How government used Special Forces to brutalize, bundle peacefully protesting Plateau workers to court

2 min read

Peacefully protesting local government workers in Plateau State were violently dispersed on Monday by a combined team of security operatives.

The workers have for over three weeks been protesting over government’s failure to pay them the new N30,000 minimum wage.

Gathering at the State Secretariat complex for their first round of protests in 2021 at about 10am local time on Monday, Special Forces of the Nigerian Army, believed to be attached to Operation Safe Haven, the Special Task Force maintaining peace in Plateau and Kaduna States, trooped along with Police and other Security Forces, firing teargas and brutalizing the protesters, it was learnt.

A protestor who would not be named for security reasons said the Special Forces, over 100 of them on motorcycles ran over some workers, causing severe injuries.

Some aged women nearing retirement said they were brutalized and their clothes torn by the securities.

Officials of the Nigerian Police and the STF have yet to comment, but several videos and pictures of the supposed violence have surfaced online.

About 80 of the protesters were arrested while being dispersed, and prosecuted at the Magistrate Court Kasuwa Nama and Magistrate JMDB, both in Jos.

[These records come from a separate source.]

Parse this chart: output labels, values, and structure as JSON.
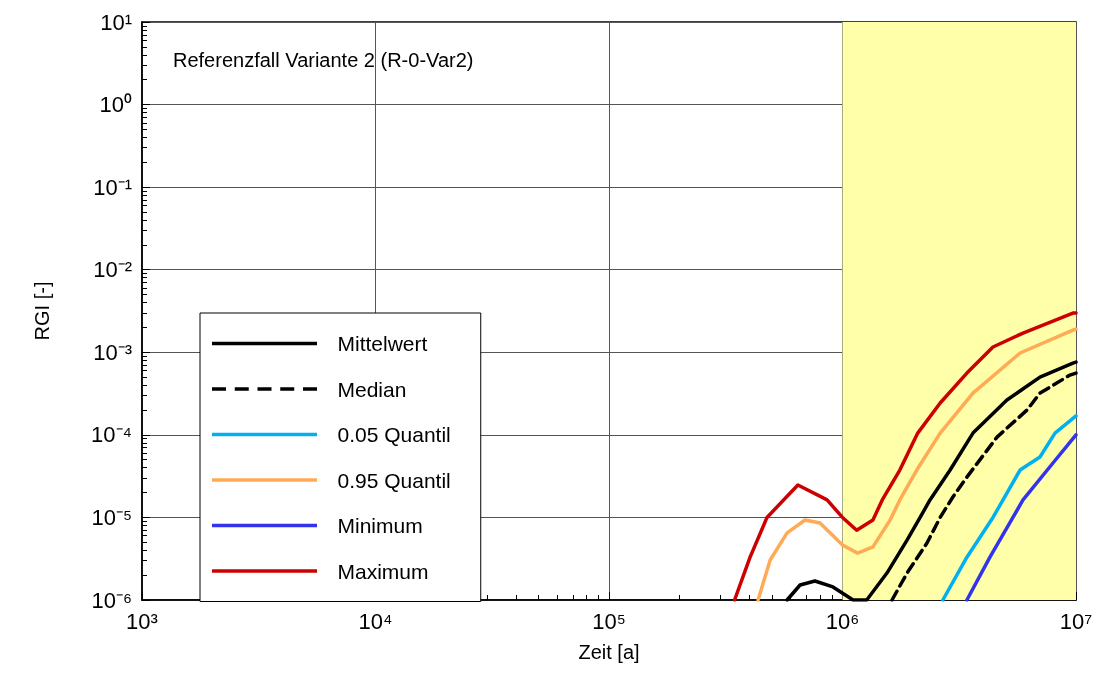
{
  "chart_data": {
    "type": "line",
    "xlabel": "Zeit [a]",
    "ylabel": "RGI [-]",
    "annotations": [
      "Referenzfall Variante 2 (R-0-Var2)"
    ],
    "log": "xy",
    "grid": true,
    "legend": "bottom left",
    "marker": "none",
    "xlim": [
      1000,
      10000000
    ],
    "xticks": [
      {
        "value": 1000,
        "label": "10³"
      },
      {
        "value": 10000,
        "label": "10⁴"
      },
      {
        "value": 100000,
        "label": "10⁵"
      },
      {
        "value": 1000000,
        "label": "10⁶"
      },
      {
        "value": 10000000,
        "label": "10⁷"
      }
    ],
    "ylim": [
      1e-06,
      10
    ],
    "yticks": [
      {
        "value": 1e-06,
        "label": "10⁻⁶"
      },
      {
        "value": 1e-05,
        "label": "10⁻⁵"
      },
      {
        "value": 0.0001,
        "label": "10⁻⁴"
      },
      {
        "value": 0.001,
        "label": "10⁻³"
      },
      {
        "value": 0.01,
        "label": "10⁻²"
      },
      {
        "value": 0.1,
        "label": "10⁻¹"
      },
      {
        "value": 1,
        "label": "10⁰"
      },
      {
        "value": 10,
        "label": "10¹"
      }
    ],
    "bands": [
      {
        "axis": "x",
        "from": 1000000,
        "to": 10000000,
        "color": "#ffffaa"
      }
    ],
    "series": [
      {
        "name": "Mittelwert",
        "color": "#000000",
        "line_style": "solid",
        "x": [
          579000,
          658000,
          762000,
          910000,
          1110000,
          1270000,
          1550000,
          1890000,
          2150000,
          2370000,
          2890000,
          3620000,
          5060000,
          7010000,
          9700000,
          10000000
        ],
        "values": [
          1e-06,
          1.52e-06,
          1.7e-06,
          1.44e-06,
          1e-06,
          1e-06,
          2.12e-06,
          5.3e-06,
          1e-05,
          1.63e-05,
          3.75e-05,
          0.000105,
          0.000264,
          0.0005,
          0.00074,
          0.00076
        ]
      },
      {
        "name": "Median",
        "color": "#000000",
        "line_style": "dashed",
        "x": [
          1630000,
          1890000,
          2300000,
          2620000,
          2970000,
          3410000,
          4590000,
          6170000,
          7010000,
          9420000,
          10000000
        ],
        "values": [
          1e-06,
          2.12e-06,
          4.9e-06,
          1e-05,
          1.77e-05,
          3.08e-05,
          9.4e-05,
          0.0002,
          0.00032,
          0.00053,
          0.00056
        ]
      },
      {
        "name": "0.05 Quantil",
        "color": "#00b0f0",
        "line_style": "solid",
        "x": [
          2690000,
          3410000,
          4410000,
          4870000,
          5760000,
          7010000,
          8130000,
          10000000
        ],
        "values": [
          1e-06,
          3.3e-06,
          1e-05,
          1.63e-05,
          3.75e-05,
          5.4e-05,
          0.000105,
          0.00017
        ]
      },
      {
        "name": "0.95 Quantil",
        "color": "#ffaa55",
        "line_style": "solid",
        "x": [
          435000,
          490000,
          579000,
          691000,
          801000,
          1000000,
          1160000,
          1350000,
          1600000,
          1760000,
          2080000,
          2620000,
          3620000,
          5760000,
          9700000,
          10000000
        ],
        "values": [
          1e-06,
          3.05e-06,
          6.5e-06,
          9.3e-06,
          8.55e-06,
          4.63e-06,
          3.7e-06,
          4.4e-06,
          9.3e-06,
          1.63e-05,
          3.75e-05,
          0.000105,
          0.00032,
          0.00098,
          0.00186,
          0.0019
        ]
      },
      {
        "name": "Minimum",
        "color": "#3333ee",
        "line_style": "solid",
        "x": [
          3410000,
          4280000,
          5370000,
          5930000,
          7970000,
          10000000
        ],
        "values": [
          1e-06,
          3.3e-06,
          1e-05,
          1.63e-05,
          4.56e-05,
          0.0001
        ]
      },
      {
        "name": "Maximum",
        "color": "#cc0000",
        "line_style": "solid",
        "x": [
          345000,
          402000,
          475000,
          644000,
          859000,
          1000000,
          1150000,
          1350000,
          1480000,
          1760000,
          2100000,
          2620000,
          3410000,
          4410000,
          5930000,
          9700000,
          10000000
        ],
        "values": [
          1e-06,
          3.3e-06,
          1e-05,
          2.47e-05,
          1.63e-05,
          1e-05,
          7e-06,
          9.3e-06,
          1.63e-05,
          3.75e-05,
          0.000105,
          0.000243,
          0.00056,
          0.00116,
          0.00171,
          0.00299,
          0.003
        ]
      }
    ]
  }
}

They were charged with Criminal Conspiracy, Abandonment of Duty and Disturbance of Public Peace.

The prosecution presented their case but the case was adjourned to 15th February for the Defendants to open their defense.

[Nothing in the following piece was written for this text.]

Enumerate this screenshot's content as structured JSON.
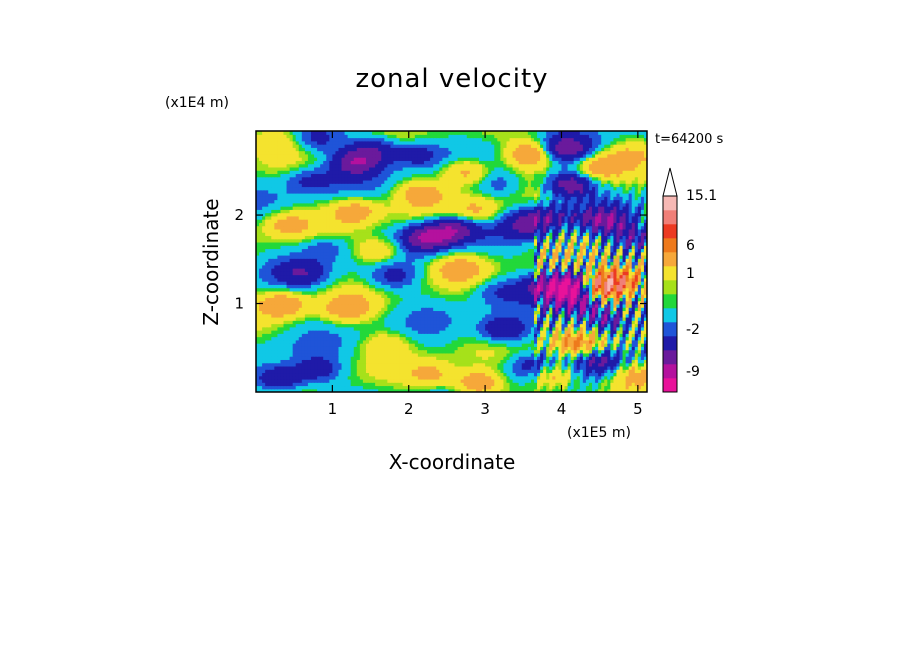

The Defense Counsels – Barr. Daniel Mankilik, Barr. G.G. Achi and Barr. Johnson however applied for bail for the accused, which was granted.

The workers however resumed the protests on Tuesday, saying they will not give up until their demands are granted.

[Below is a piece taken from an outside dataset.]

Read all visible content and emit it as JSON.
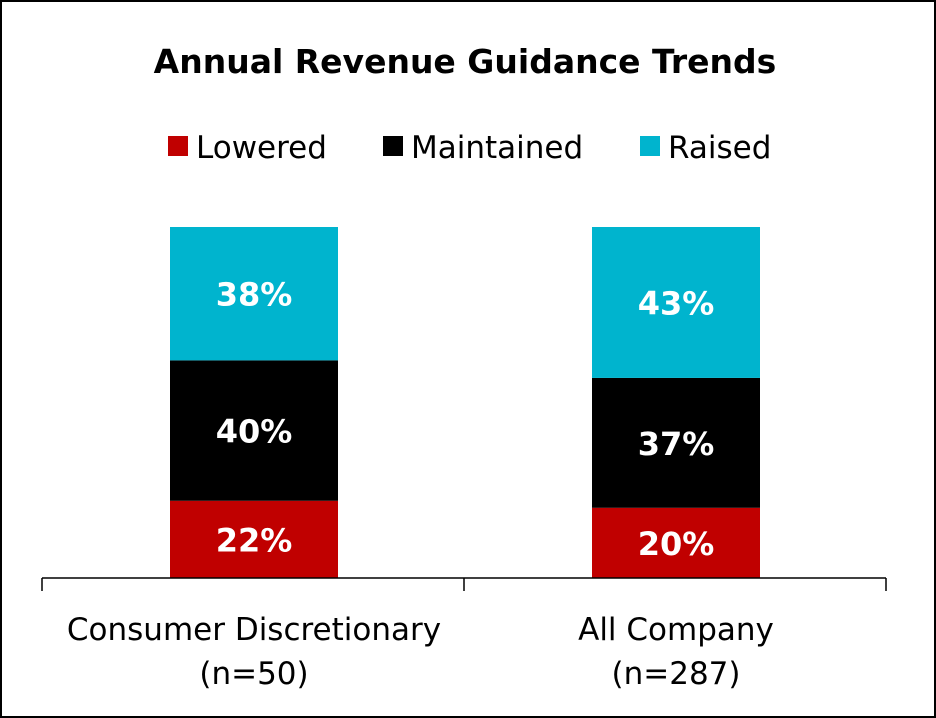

Securities again gathered to disperse them but soon withdrew, following reported superior orders.

Officials of the Local Government workers’ union say government paid them half of the previous N19,000 minimum wage for nine years, despite repeated calls and petitions for an upgrade.

According to Mr. Joshua Bala, the Chairman, Nigerian Union of Teachers, the State Government began paying the upgraded N30,000 minimum wage last year but excluded its members.

The disparities, Bala said amounts to abuse of rights and a breach of labour laws.

The government has however insisted that it does not receive or manage local government finances and therefore could not be held for the shortfall in payments.